Straddle Spread
One could argue that an Iron Butterfly is actually just a Straddle Spread.
When I first started trading option spreads, the butterfly spread always seemed to be a mysterious, complicated, and difficult to understand option trading strategy. And – rather than take the time to sit down and really try to understand what this option strategy did, how it was constructed, and how it worked, I just went off and spent my time trading what seemed to be easier to understand strategies like option credit spreads, debit spreads, and iron condors.
However, after a bit of time trading these other strategies – I found myself coming back to revisit the butterfly spread – and the second time around – I found a simpler way to understand exactly what the option butterfly spread is, how it’s constructed, and how it works:
A call butterfly is simply a call debit spread and a call credit spread ‘glued’ together at the short strikes. Traditionally – the short strikes are sold ATM (at the money) either at or near the strike with the most time premium.
A put butterfly is exactly the same – only constructed with puts.

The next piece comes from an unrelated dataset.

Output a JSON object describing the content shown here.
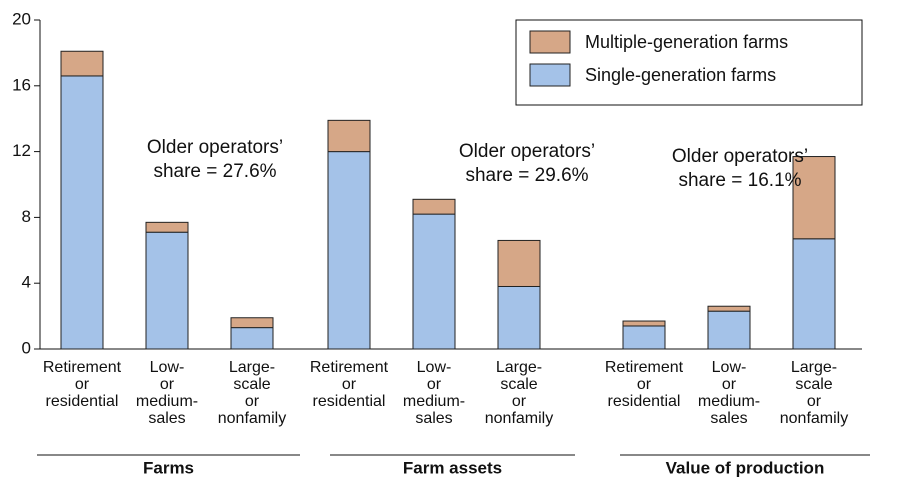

It’s a put debit spread and a put credit spread ‘glued’ together at the short strikes – which most often are placed ATM.
An Iron Butterfly is basically an Iron Condor – a spread made up of a bull put spread and a bear call spread – with the short strikes ‘glued’ together ATM
Another way to think of the Iron Butterfly is as a straddle spread: it’s the sale of a Straddle – usually ATM – with wings bought for protection.